Citing "an extremely reliable source", 9to5Google reports that the search giant plans to enter the physical space and is in the process of building stand-alone retail stores in the US. The news comes followed by recent reports of the search giant planning to open its first retail store within its European headquarters at Dublin.

With these stores, Google will be able to help customers make an informed decision by experiencing Google products, ranging from the Nexus lineup to its Chromebooks first hand, that is currently not possible via the Google's Play Store.

As of now, Google has several Stores-in-Stores with retailers like Best Buy in the US and 50PCWorld/ Dixon's in the UK. But these stores only offer Google an opportunity to promote its products and inform the customers of the know-how on various Google devices.

The new stores are said to be fully independent and operated by Google. The report also speculates that Google could use the stores to also sell its "apparel and other Google-branded merchandise". This seems to be in line with reports from Bloomberg Businessweek, which mentions that a planning application filed by the company indicates that Google intends to open a store to the public and sell "Google merchandise."

9to5Google also notes that the decision to open these stores apparently stemmed from Google's plans to make Google Glass available to the public. It felt that a product like Google Glass will have to be experienced by the customers in real-time before they decide to make a purchase.

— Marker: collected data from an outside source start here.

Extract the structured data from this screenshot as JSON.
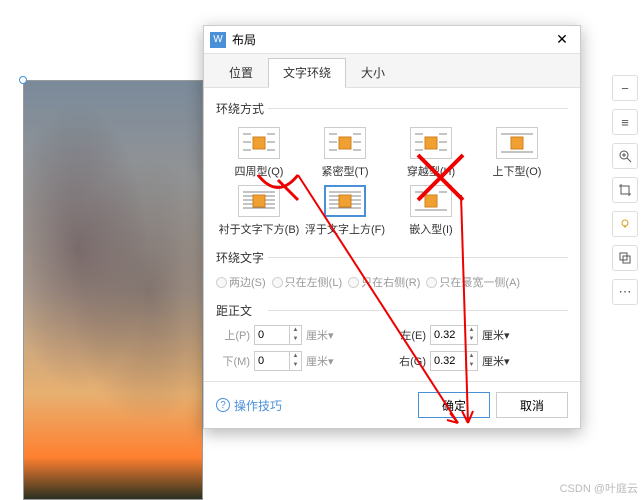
{
  "dialog": {
    "title": "布局",
    "tabs": [
      "位置",
      "文字环绕",
      "大小"
    ],
    "active_tab": 1,
    "section1": {
      "title": "环绕方式",
      "options": [
        {
          "label": "四周型(Q)"
        },
        {
          "label": "紧密型(T)"
        },
        {
          "label": "穿越型(H)"
        },
        {
          "label": "上下型(O)"
        },
        {
          "label": "衬于文字下方(B)"
        },
        {
          "label": "浮于文字上方(F)"
        },
        {
          "label": "嵌入型(I)"
        }
      ]
    },
    "section2": {
      "title": "环绕文字",
      "radios": [
        "两边(S)",
        "只在左侧(L)",
        "只在右侧(R)",
        "只在最宽一侧(A)"
      ]
    },
    "section3": {
      "title": "距正文",
      "rows": [
        {
          "label": "上(P)",
          "value": "0",
          "unit": "厘米",
          "enabled": false
        },
        {
          "label": "左(E)",
          "value": "0.32",
          "unit": "厘米",
          "enabled": true
        },
        {
          "label": "下(M)",
          "value": "0",
          "unit": "厘米",
          "enabled": false
        },
        {
          "label": "右(G)",
          "value": "0.32",
          "unit": "厘米",
          "enabled": true
        }
      ]
    },
    "help": "操作技巧",
    "ok": "确定",
    "cancel": "取消"
  },
  "watermark": "CSDN @叶庭云"
}
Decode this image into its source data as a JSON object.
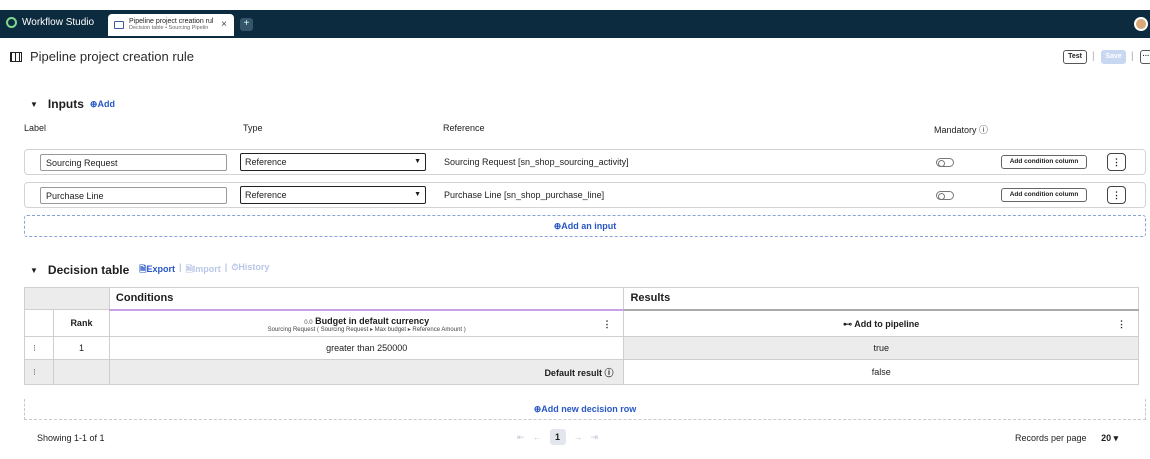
{
  "app": {
    "brand": "Workflow Studio"
  },
  "tab": {
    "title": "Pipeline project creation rul",
    "subtitle": "Decision table • Sourcing Pipelin",
    "close": "×",
    "add": "+"
  },
  "header": {
    "title": "Pipeline project creation rule",
    "test": "Test",
    "save": "Save",
    "more": "···",
    "sep": "|"
  },
  "inputs": {
    "title": "Inputs",
    "add": "⊕Add",
    "columns": {
      "label": "Label",
      "type": "Type",
      "reference": "Reference",
      "mandatory": "Mandatory ⓘ"
    },
    "rows": [
      {
        "label": "Sourcing Request",
        "type": "Reference",
        "reference": "Sourcing Request [sn_shop_sourcing_activity]",
        "action": "Add condition column"
      },
      {
        "label": "Purchase Line",
        "type": "Reference",
        "reference": "Purchase Line [sn_shop_purchase_line]",
        "action": "Add condition column"
      }
    ],
    "add_input": "⊕Add an input"
  },
  "decision": {
    "title": "Decision table",
    "export": "🗎Export",
    "import": "🗎Import",
    "history": "⏱History",
    "sep": "|",
    "conditions": "Conditions",
    "results": "Results",
    "rank": "Rank",
    "budget_prefix": "0.0",
    "budget_title": "Budget in default currency",
    "budget_sub": "Sourcing Request ( Sourcing Request ▸ Max budget ▸ Reference Amount )",
    "pipeline": "⊷ Add to pipeline",
    "row_rank": "1",
    "row_condition": "greater than 250000",
    "row_result": "true",
    "default_label": "Default result ⓘ",
    "default_value": "false",
    "add_row": "⊕Add new decision row"
  },
  "footer": {
    "showing": "Showing 1-1 of 1",
    "page": "1",
    "records_label": "Records per page",
    "records_value": "20 ▾"
  }
}
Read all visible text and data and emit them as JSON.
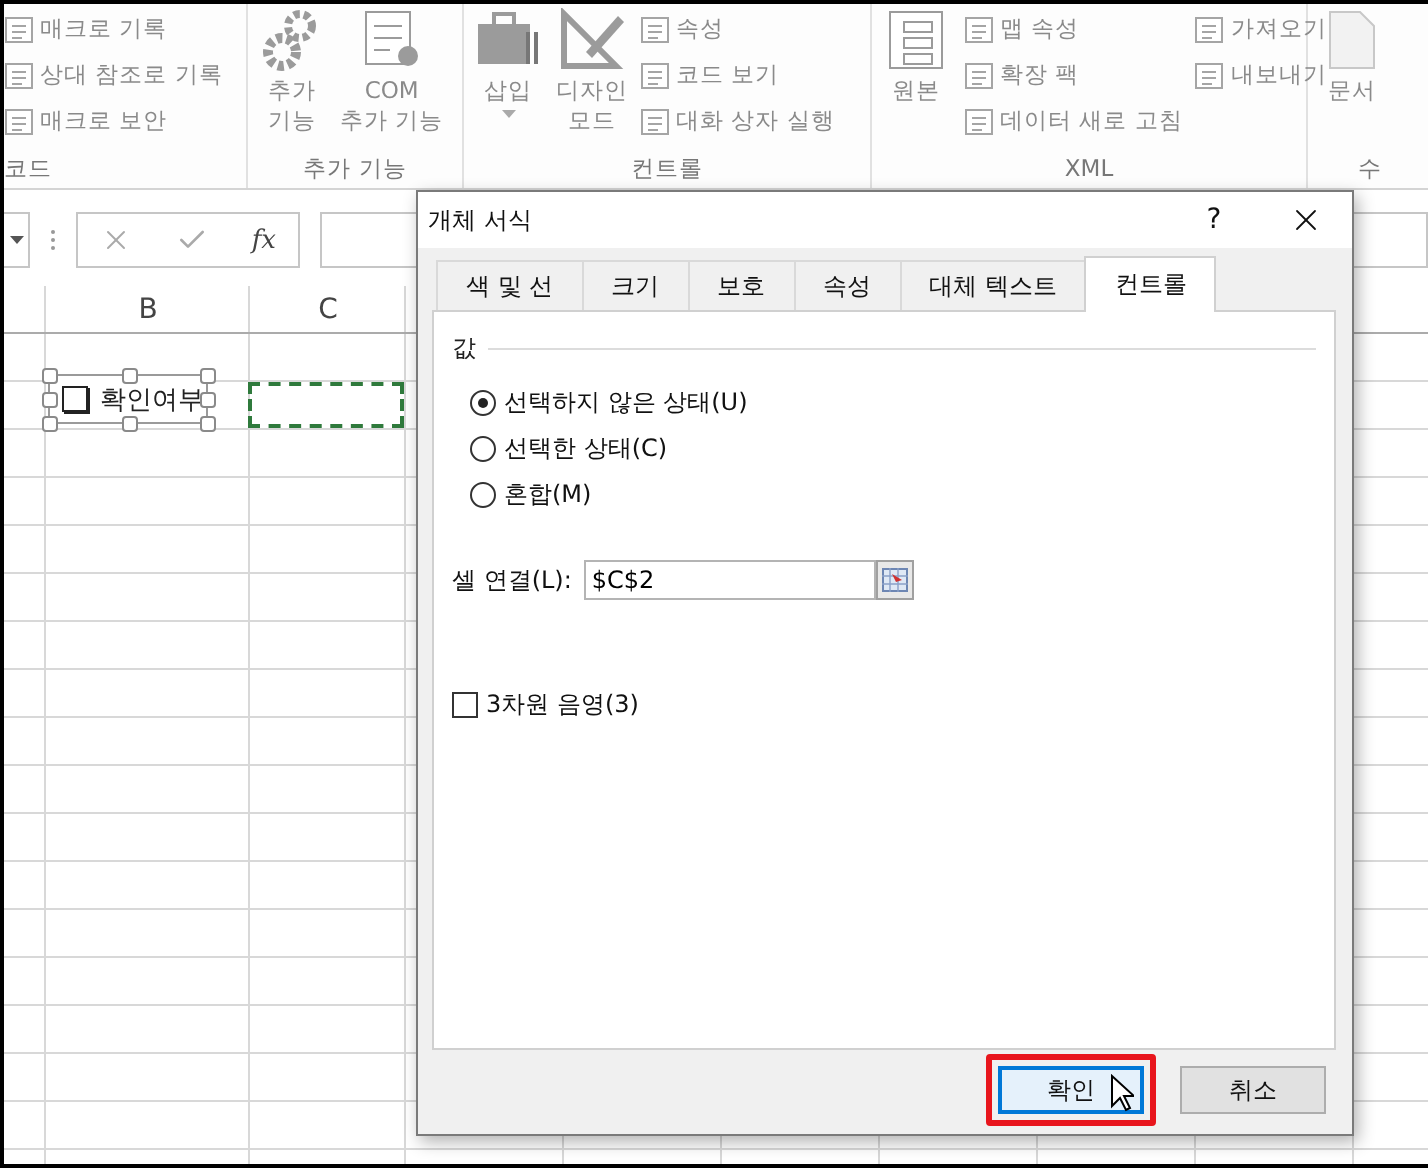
{
  "ribbon": {
    "disabled": true,
    "groups": [
      {
        "label": "코드",
        "items": [
          {
            "kind": "small",
            "label": "매크로 기록"
          },
          {
            "kind": "small",
            "label": "상대 참조로 기록"
          },
          {
            "kind": "small",
            "label": "매크로 보안"
          }
        ]
      },
      {
        "label": "추가 기능",
        "items": [
          {
            "kind": "large",
            "label": "추가\n기능",
            "has_menu": false
          },
          {
            "kind": "large",
            "label": "COM\n추가 기능",
            "has_menu": false
          }
        ]
      },
      {
        "label": "컨트롤",
        "items": [
          {
            "kind": "large",
            "label": "삽입",
            "has_menu": true
          },
          {
            "kind": "large",
            "label": "디자인\n모드",
            "has_menu": false
          },
          {
            "kind": "small",
            "label": "속성"
          },
          {
            "kind": "small",
            "label": "코드 보기"
          },
          {
            "kind": "small",
            "label": "대화 상자 실행"
          }
        ]
      },
      {
        "label": "XML",
        "items": [
          {
            "kind": "large",
            "label": "원본",
            "has_menu": false
          },
          {
            "kind": "small",
            "label": "맵 속성"
          },
          {
            "kind": "small",
            "label": "확장 팩"
          },
          {
            "kind": "small",
            "label": "데이터 새로 고침"
          },
          {
            "kind": "small",
            "label": "가져오기"
          },
          {
            "kind": "small",
            "label": "내보내기"
          }
        ]
      },
      {
        "label": "수",
        "items": [
          {
            "kind": "large",
            "label": "문서",
            "has_menu": false
          }
        ]
      }
    ]
  },
  "formula_bar": {
    "function_label": "fx"
  },
  "sheet": {
    "column_headers": [
      "B",
      "C"
    ],
    "checkbox_control": {
      "label": "확인여부",
      "checked": false,
      "selected": true
    }
  },
  "dialog": {
    "title": "개체 서식",
    "help": "?",
    "tabs": [
      {
        "label": "색 및 선",
        "selected": false
      },
      {
        "label": "크기",
        "selected": false
      },
      {
        "label": "보호",
        "selected": false
      },
      {
        "label": "속성",
        "selected": false
      },
      {
        "label": "대체 텍스트",
        "selected": false
      },
      {
        "label": "컨트롤",
        "selected": true
      }
    ],
    "group_label": "값",
    "options": [
      {
        "label": "선택하지 않은 상태(U)",
        "selected": true
      },
      {
        "label": "선택한 상태(C)",
        "selected": false
      },
      {
        "label": "혼합(M)",
        "selected": false
      }
    ],
    "cell_link": {
      "label": "셀 연결(L):",
      "value": "$C$2"
    },
    "shading": {
      "label": "3차원 음영(3)",
      "checked": false
    },
    "buttons": [
      {
        "label": "확인",
        "default": true,
        "highlighted": true
      },
      {
        "label": "취소",
        "default": false,
        "highlighted": false
      }
    ]
  }
}
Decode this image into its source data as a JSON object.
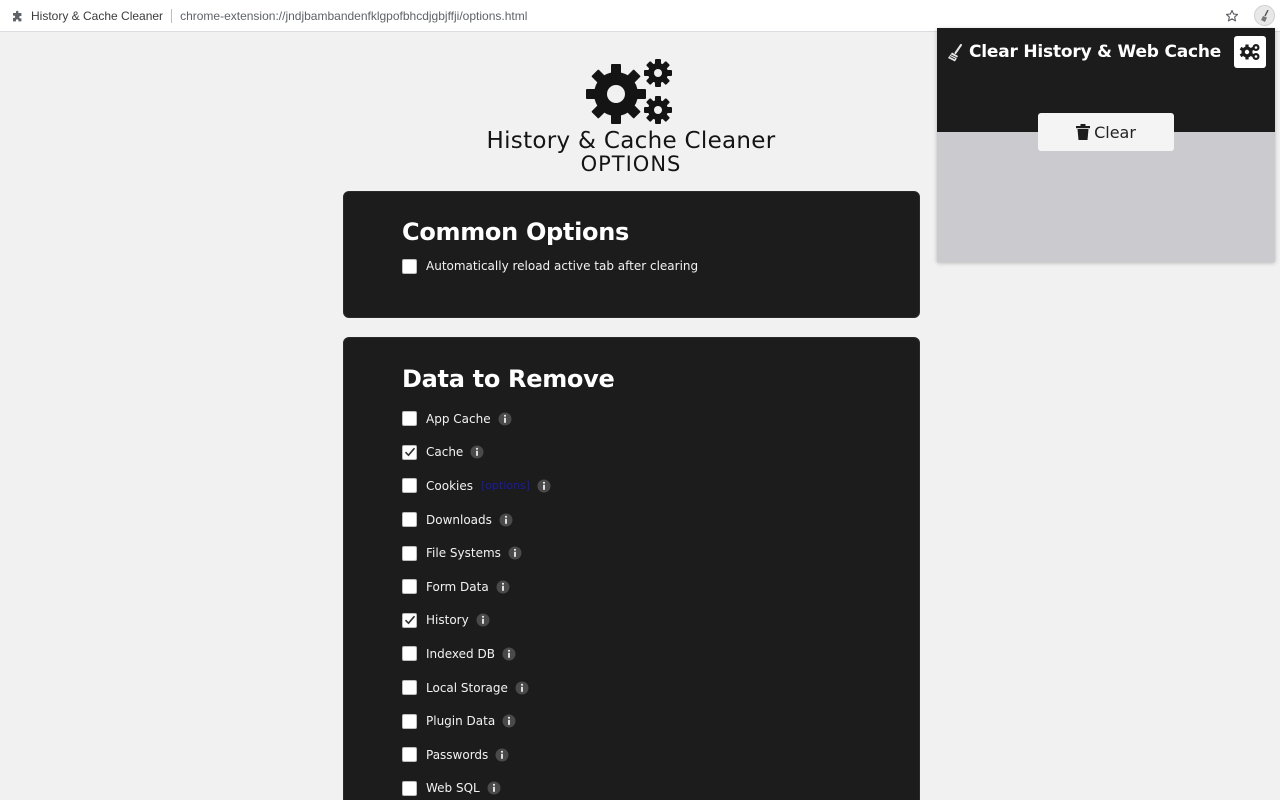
{
  "browser": {
    "tab_title": "History & Cache Cleaner",
    "url": "chrome-extension://jndjbambandenfklgpofbhcdjgbjffji/options.html"
  },
  "header": {
    "title": "History & Cache Cleaner",
    "subtitle": "OPTIONS"
  },
  "common_options": {
    "heading": "Common Options",
    "items": [
      {
        "label": "Automatically reload active tab after clearing",
        "checked": false
      }
    ]
  },
  "data_to_remove": {
    "heading": "Data to Remove",
    "items": [
      {
        "label": "App Cache",
        "checked": false
      },
      {
        "label": "Cache",
        "checked": true
      },
      {
        "label": "Cookies",
        "checked": false,
        "link": "[options]"
      },
      {
        "label": "Downloads",
        "checked": false
      },
      {
        "label": "File Systems",
        "checked": false
      },
      {
        "label": "Form Data",
        "checked": false
      },
      {
        "label": "History",
        "checked": true
      },
      {
        "label": "Indexed DB",
        "checked": false
      },
      {
        "label": "Local Storage",
        "checked": false
      },
      {
        "label": "Plugin Data",
        "checked": false
      },
      {
        "label": "Passwords",
        "checked": false
      },
      {
        "label": "Web SQL",
        "checked": false
      }
    ]
  },
  "popup": {
    "title": "Clear History & Web Cache",
    "clear_label": "Clear"
  },
  "icons": {
    "extension": "puzzle-icon",
    "bookmark": "star-icon",
    "logo": "gears-icon",
    "info": "info-icon",
    "popup_brand": "broom-icon",
    "popup_settings": "gears-icon",
    "clear": "trash-icon"
  },
  "colors": {
    "page_background": "#f1f1f1",
    "card_background": "#1c1c1c",
    "popup_body": "#cbcbcf",
    "link": "#1a1aa6"
  }
}
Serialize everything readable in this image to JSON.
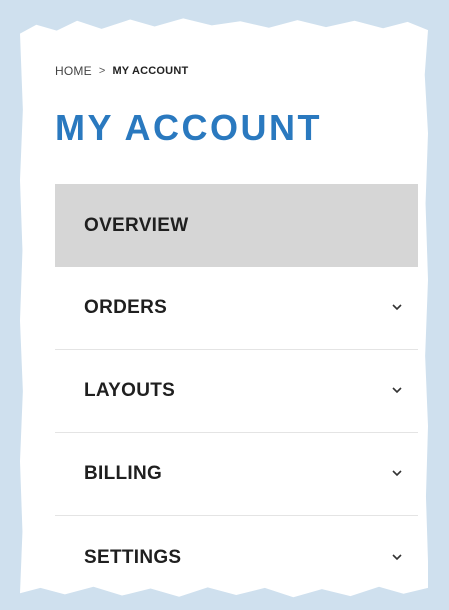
{
  "breadcrumb": {
    "home": "HOME",
    "separator": ">",
    "current": "MY ACCOUNT"
  },
  "page_title": "MY ACCOUNT",
  "menu": {
    "items": [
      {
        "label": "OVERVIEW",
        "active": true,
        "has_chevron": false
      },
      {
        "label": "ORDERS",
        "active": false,
        "has_chevron": true,
        "icon": "chevron-down-icon"
      },
      {
        "label": "LAYOUTS",
        "active": false,
        "has_chevron": true,
        "icon": "chevron-down-icon"
      },
      {
        "label": "BILLING",
        "active": false,
        "has_chevron": true,
        "icon": "chevron-down-icon"
      },
      {
        "label": "SETTINGS",
        "active": false,
        "has_chevron": true,
        "icon": "chevron-down-icon"
      }
    ]
  },
  "colors": {
    "background": "#cfe0ee",
    "title": "#2a79bf",
    "active_item": "#d6d6d6"
  }
}
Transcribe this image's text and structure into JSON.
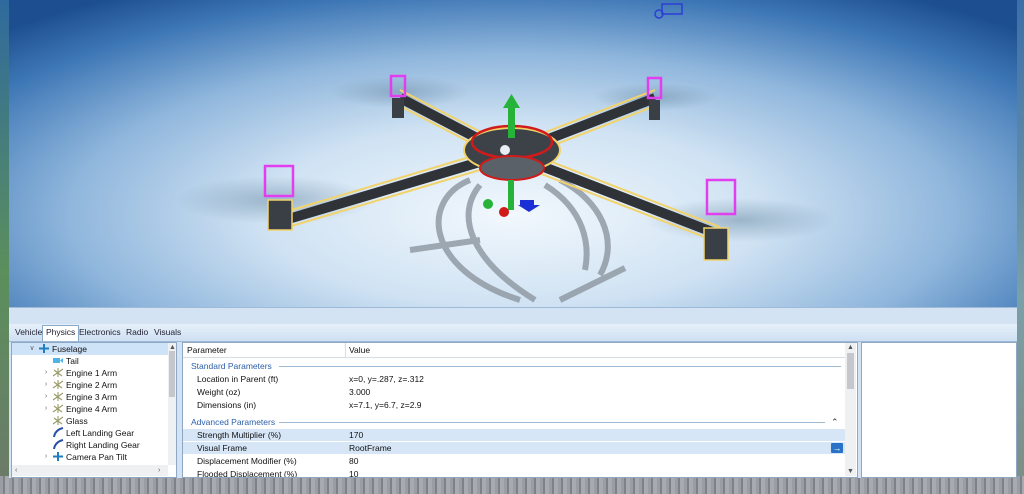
{
  "tabs": [
    "Vehicle",
    "Physics",
    "Electronics",
    "Radio",
    "Visuals"
  ],
  "active_tab": "Physics",
  "tree": [
    {
      "label": "Fuselage",
      "icon": "plus-fuselage-icon",
      "expander": "expanded",
      "selected": true
    },
    {
      "label": "Tail",
      "icon": "camera-icon",
      "expander": "none",
      "selected": false
    },
    {
      "label": "Engine 1 Arm",
      "icon": "engine-arm-icon",
      "expander": "collapsed",
      "selected": false
    },
    {
      "label": "Engine 2 Arm",
      "icon": "engine-arm-icon",
      "expander": "collapsed",
      "selected": false
    },
    {
      "label": "Engine 3 Arm",
      "icon": "engine-arm-icon",
      "expander": "collapsed",
      "selected": false
    },
    {
      "label": "Engine 4 Arm",
      "icon": "engine-arm-icon",
      "expander": "collapsed",
      "selected": false
    },
    {
      "label": "Glass",
      "icon": "engine-arm-icon",
      "expander": "none",
      "selected": false
    },
    {
      "label": "Left Landing Gear",
      "icon": "landing-gear-icon",
      "expander": "none",
      "selected": false
    },
    {
      "label": "Right Landing Gear",
      "icon": "landing-gear-icon",
      "expander": "none",
      "selected": false
    },
    {
      "label": "Camera Pan Tilt",
      "icon": "plus-fuselage-icon",
      "expander": "collapsed",
      "selected": false
    }
  ],
  "params": {
    "header_parameter": "Parameter",
    "header_value": "Value",
    "standard_section": "Standard Parameters",
    "standard_rows": [
      {
        "name": "Location in Parent (ft)",
        "value": "x=0, y=.287, z=.312"
      },
      {
        "name": "Weight (oz)",
        "value": "3.000"
      },
      {
        "name": "Dimensions (in)",
        "value": "x=7.1, y=6.7, z=2.9"
      }
    ],
    "advanced_section": "Advanced Parameters",
    "advanced_rows": [
      {
        "name": "Strength Multiplier (%)",
        "value": "170"
      },
      {
        "name": "Visual Frame",
        "value": "RootFrame"
      },
      {
        "name": "Displacement Modifier (%)",
        "value": "80"
      },
      {
        "name": "Flooded Displacement (%)",
        "value": "10"
      }
    ]
  },
  "colors": {
    "accent": "#2a72c8",
    "section_text": "#2b5fa8",
    "selection_outline": "#f2d36b",
    "engine_highlight": "#e23ef0"
  }
}
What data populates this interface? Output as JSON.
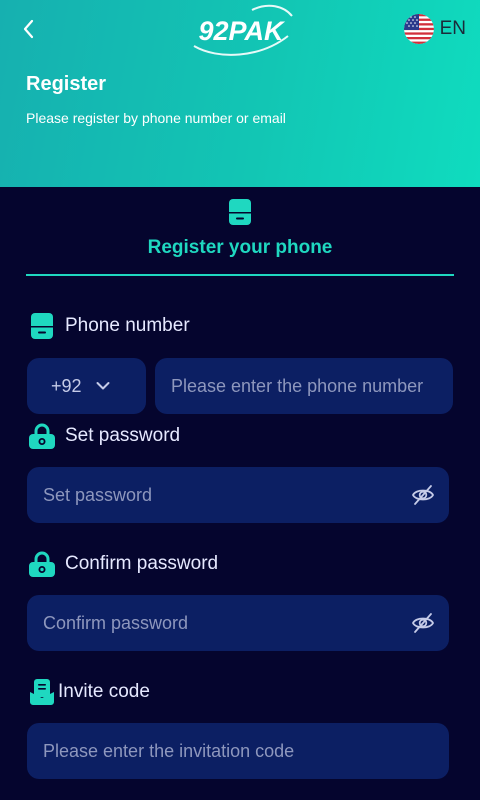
{
  "header": {
    "brand": "92PAK",
    "language": "EN",
    "title": "Register",
    "subtitle": "Please register by phone number or email"
  },
  "tab": {
    "label": "Register your phone"
  },
  "phone": {
    "label": "Phone number",
    "country_code": "+92",
    "placeholder": "Please enter the phone number"
  },
  "password": {
    "label": "Set password",
    "placeholder": "Set password"
  },
  "confirm_password": {
    "label": "Confirm password",
    "placeholder": "Confirm password"
  },
  "invite": {
    "label": "Invite code",
    "placeholder": "Please enter the invitation code"
  },
  "colors": {
    "accent": "#1fd8c0",
    "background": "#05052e",
    "input_bg": "#0c1f63"
  },
  "icons": {
    "back": "chevron-left-icon",
    "flag": "us-flag-icon",
    "phone": "phone-icon",
    "lock": "lock-icon",
    "eye_off": "eye-off-icon",
    "dropdown": "chevron-down-icon",
    "invite": "invite-icon"
  }
}
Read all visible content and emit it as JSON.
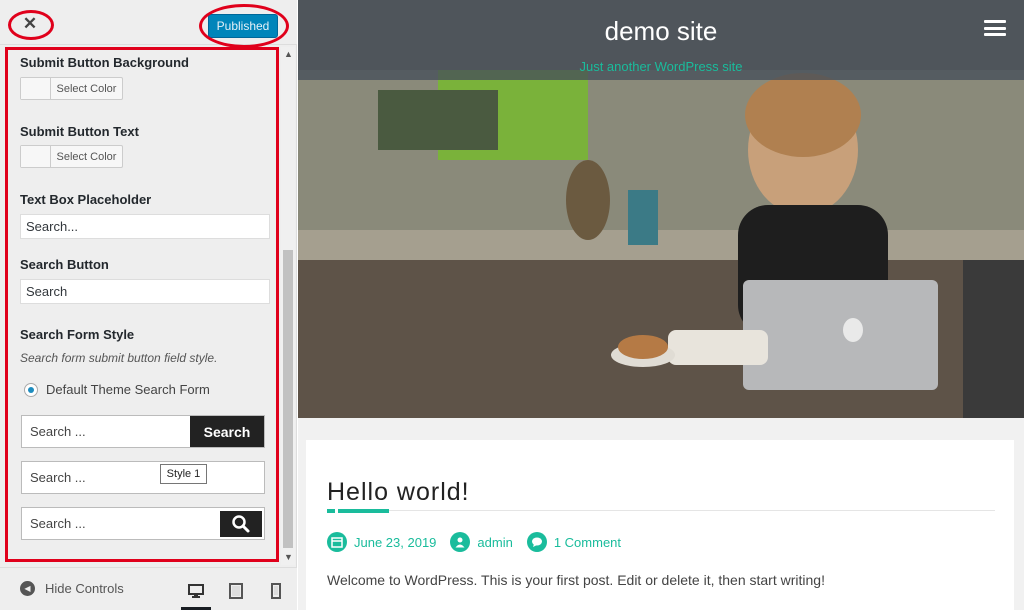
{
  "header": {
    "close_glyph": "✕",
    "publish_label": "Published"
  },
  "panel": {
    "submit_bg_label": "Submit Button Background",
    "submit_bg_button": "Select Color",
    "submit_text_label": "Submit Button Text",
    "submit_text_button": "Select Color",
    "placeholder_label": "Text Box Placeholder",
    "placeholder_value": "Search...",
    "search_button_label": "Search Button",
    "search_button_value": "Search",
    "form_style_label": "Search Form Style",
    "form_style_desc": "Search form submit button field style.",
    "radio_label": "Default Theme Search Form",
    "style1_placeholder": "Search ...",
    "style1_button": "Search",
    "style2_placeholder": "Search ...",
    "style2_tooltip": "Style 1",
    "style3_placeholder": "Search ..."
  },
  "footer": {
    "hide_controls": "Hide Controls"
  },
  "preview": {
    "site_title": "demo site",
    "tagline": "Just another WordPress site",
    "post_title": "Hello world!",
    "date": "June 23, 2019",
    "author": "admin",
    "comments": "1 Comment",
    "excerpt": "Welcome to WordPress. This is your first post. Edit or delete it, then start writing!"
  },
  "colors": {
    "accent": "#1abc9c",
    "publish": "#0085ba",
    "highlight": "#e0001b"
  }
}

The device recently arrived at the US FCC (Federal Communications Commission) for testing. The move was confirmed by a filing with the FCC, which is for the Explorer Edition of the device, includes certification documents for the device's Bluetooth and Wi-Fi modules that include line diagrams of the device. According to the filing, the device features a Broadcom 2.4GHz 802.11 b/g Wi-Fi radio and a Bluetooth 4.0 + LE module.

Google had also started pre-bookings for the Explorer Edition of the device, pricing it at $1,500 for San Francisco developers attending the three day conference. It had promised deliveries in 2013.

The report further stated, "Along with Glass, Google will have an opportunity to demonstrate other upcoming and Google X projects like driverless cars and mini-drone delivery systems at its stores."